Pour manquement grave à une obligation essentielle

26/06/2019

Lorsque l’une des parties a manqué à l’une de ses obligations essentielles, la rupture des relations commerciales sans préavis est possible. L’appréciation de ce manquement relève des juges du fond, même en présence de stipulations contractuelles. C’est ce que rappelle la Cour de cassation dans une décision du 27 mars 2019.

Les faits : la rupture d’une relation commerciale

Une société spécialisée dans la mise à disposition de contenus numériques à l’usage du grand public était en relations commerciales depuis 2005 avec plusieurs sociétés offrant un accès payant à différents services en ligne. Un différend était né en 2010, portant sur le paiement de factures dues qu’elle devait pour un montant de 301 273 euros. Malgré ce litige, le 21 juin 2012, elle s’était vu confier un mandat exclusif de représentation qui reprenait sa dette et lui confiait la mission de négocier les modalités de la migration des sites des sociétés mandantes avec une société de télécommunication.

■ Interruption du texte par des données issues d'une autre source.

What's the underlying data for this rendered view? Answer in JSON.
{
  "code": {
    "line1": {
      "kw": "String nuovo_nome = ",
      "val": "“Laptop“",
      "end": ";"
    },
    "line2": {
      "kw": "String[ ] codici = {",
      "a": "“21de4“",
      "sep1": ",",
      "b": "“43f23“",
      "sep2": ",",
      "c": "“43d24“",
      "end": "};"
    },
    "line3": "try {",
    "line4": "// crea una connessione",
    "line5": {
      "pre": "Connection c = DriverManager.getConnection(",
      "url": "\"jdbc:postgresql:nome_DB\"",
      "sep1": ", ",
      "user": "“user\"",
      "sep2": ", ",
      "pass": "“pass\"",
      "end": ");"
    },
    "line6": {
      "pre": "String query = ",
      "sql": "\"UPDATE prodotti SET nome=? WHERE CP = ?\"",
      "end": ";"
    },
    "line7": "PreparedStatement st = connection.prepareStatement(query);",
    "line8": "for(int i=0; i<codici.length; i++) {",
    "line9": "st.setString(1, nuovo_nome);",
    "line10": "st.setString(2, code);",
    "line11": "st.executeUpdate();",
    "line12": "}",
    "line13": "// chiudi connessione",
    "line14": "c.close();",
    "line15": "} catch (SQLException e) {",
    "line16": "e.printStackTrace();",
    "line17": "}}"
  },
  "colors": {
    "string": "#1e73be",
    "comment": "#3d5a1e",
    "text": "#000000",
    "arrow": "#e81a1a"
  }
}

Initialement conclu pour une durée de 6 mois, le mandat avait été renouvelé par tacite reconduction après sa date d’expiration fixée au 21 décembre 2012. Il était assorti d’une clause donnant aux mandantes la faculté de le dénoncer en cas de non-paiement des sommes dues aux mandantes.

Ces dernières avait fait application de cette clause et mis fin au mandat le 7 février 2013 avec effet immédiat pour inexécution de l’obligation de paiement. La mandataire les a alors assignées en paiement de dommages-intérêts pour rupture brutale de la relation commerciale établie sur le fondement de l’ancien article L.442-6, I, 5° du Code de commerce.

L’appréciation in concreto du manquement grave à une obligation essentielle par les juges du fond

La société mandataire est déboutée par la cour d’appel de Paris et forme un pourvoi en cassation, considérant que "le fait de ne pas être à jour des paiements ne constitue pas une faute grave autorisant une rupture sans préavis". Selon elle, l’existence d’impayés n’est pas de nature à justifier la rupture du contrat lorsqu’il n’est pas précisé la raison pour laquelle cette situation tolérée depuis des années a brutalement dégénéré en faute suffisamment grave.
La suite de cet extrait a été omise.